Lady Eaton's legacy is still felt to this day, particularly in her hometown of Omemee and surrounding area. Lady Eaton Elementary School in the village and Lady Eaton College at Trent University in nearby Peterborough are named in her honour. The Eatons donated Coronation Hall, Omemee's municipal building, in 1911, and a manse and pipe organ to Trinity United Church. The family proposed that the village change its name to Eatonville, but the offer was refused.

After her death, Eaton Hall became the King Campus of Seneca College. The house became home to the college's administrative offices and later its Management Development Centre until 1991. The college continues to make use of the grounds while the house is now a hotel and conference centre.
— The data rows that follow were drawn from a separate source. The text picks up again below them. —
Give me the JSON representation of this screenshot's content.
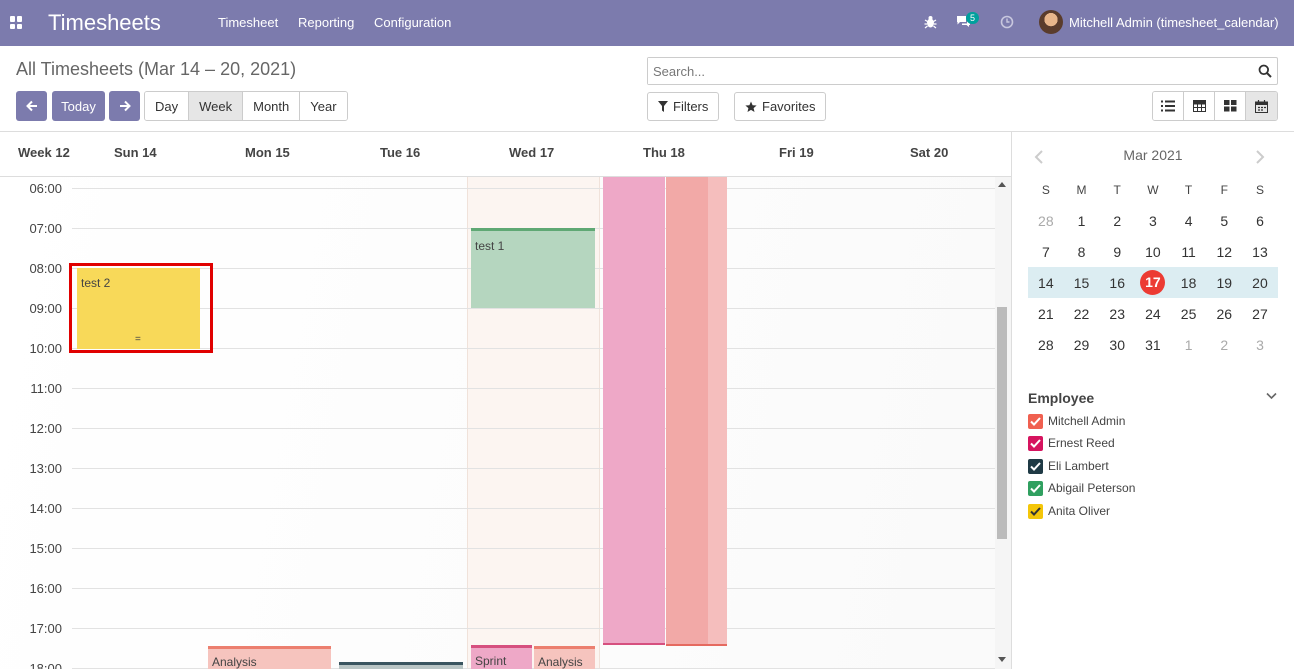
{
  "navbar": {
    "app_title": "Timesheets",
    "menu": [
      "Timesheet",
      "Reporting",
      "Configuration"
    ],
    "message_count": "5",
    "user_name": "Mitchell Admin (timesheet_calendar)"
  },
  "control_panel": {
    "breadcrumb": "All Timesheets (Mar 14 – 20, 2021)",
    "today_label": "Today",
    "scales": [
      "Day",
      "Week",
      "Month",
      "Year"
    ],
    "active_scale": "Week",
    "search_placeholder": "Search...",
    "filters_label": "Filters",
    "favorites_label": "Favorites"
  },
  "calendar": {
    "week_label": "Week 12",
    "days": [
      "Sun 14",
      "Mon 15",
      "Tue 16",
      "Wed 17",
      "Thu 18",
      "Fri 19",
      "Sat 20"
    ],
    "hours": [
      "06:00",
      "07:00",
      "08:00",
      "09:00",
      "10:00",
      "11:00",
      "12:00",
      "13:00",
      "14:00",
      "15:00",
      "16:00",
      "17:00",
      "18:00"
    ],
    "events": [
      {
        "title": "test 2",
        "day": "Sun 14",
        "start": "08:00",
        "end": "10:00",
        "color": "#f8d959"
      },
      {
        "title": "test 1",
        "day": "Wed 17",
        "start": "07:00",
        "end": "09:00",
        "color": "#b5d6bf"
      },
      {
        "title": "",
        "day": "Thu 18",
        "start": "06:00",
        "end": "17:20",
        "color": "#eea8c7"
      },
      {
        "title": "",
        "day": "Thu 18",
        "start": "06:00",
        "end": "17:20",
        "color": "#f2a9a7"
      },
      {
        "title": "Analysis",
        "day": "Mon 15",
        "start": "17:30",
        "end": "18:00",
        "color": "#f6c4be"
      },
      {
        "title": "",
        "day": "Tue 16",
        "start": "17:50",
        "end": "18:00",
        "color": "#b9c5c5"
      },
      {
        "title": "Sprint",
        "day": "Wed 17",
        "start": "17:25",
        "end": "18:00",
        "color": "#eea8c7"
      },
      {
        "title": "Analysis",
        "day": "Wed 17",
        "start": "17:25",
        "end": "18:00",
        "color": "#f6c4be"
      }
    ],
    "event_resize_handle": "="
  },
  "mini_calendar": {
    "title": "Mar 2021",
    "weekdays": [
      "S",
      "M",
      "T",
      "W",
      "T",
      "F",
      "S"
    ],
    "weeks": [
      [
        "28",
        "1",
        "2",
        "3",
        "4",
        "5",
        "6"
      ],
      [
        "7",
        "8",
        "9",
        "10",
        "11",
        "12",
        "13"
      ],
      [
        "14",
        "15",
        "16",
        "17",
        "18",
        "19",
        "20"
      ],
      [
        "21",
        "22",
        "23",
        "24",
        "25",
        "26",
        "27"
      ],
      [
        "28",
        "29",
        "30",
        "31",
        "1",
        "2",
        "3"
      ]
    ],
    "today": "17"
  },
  "employee_filter": {
    "title": "Employee",
    "items": [
      {
        "name": "Mitchell Admin",
        "color": "#f06050"
      },
      {
        "name": "Ernest Reed",
        "color": "#d6145f"
      },
      {
        "name": "Eli Lambert",
        "color": "#1f3a45"
      },
      {
        "name": "Abigail Peterson",
        "color": "#30a060"
      },
      {
        "name": "Anita Oliver",
        "color": "#f4c609"
      }
    ]
  },
  "colors": {
    "navbar": "#7c7bad",
    "highlight_box": "#e00000",
    "today_marker": "#ec3b33"
  }
}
The current campus of Rosseau Lake College sits upon lands formerly owned by the Eatons. While many buildings on campus fell victim to fire, several original structures still remain.

In 1994, Royal Doulton produced a figurine in Lady Eaton's image to celebrate the 125th anniversary of Eaton's. Limited to a production of 2,500, each figurine was marked with its production sequence.

The oldest endowed chair at the University of Toronto and first full-time professorship of medicine in the British Empire, the Sir John and Lady Eaton Professor and Chair of Medicine, is named after her and her husband. It was established in 1919 and endowed by their $500,000 donation.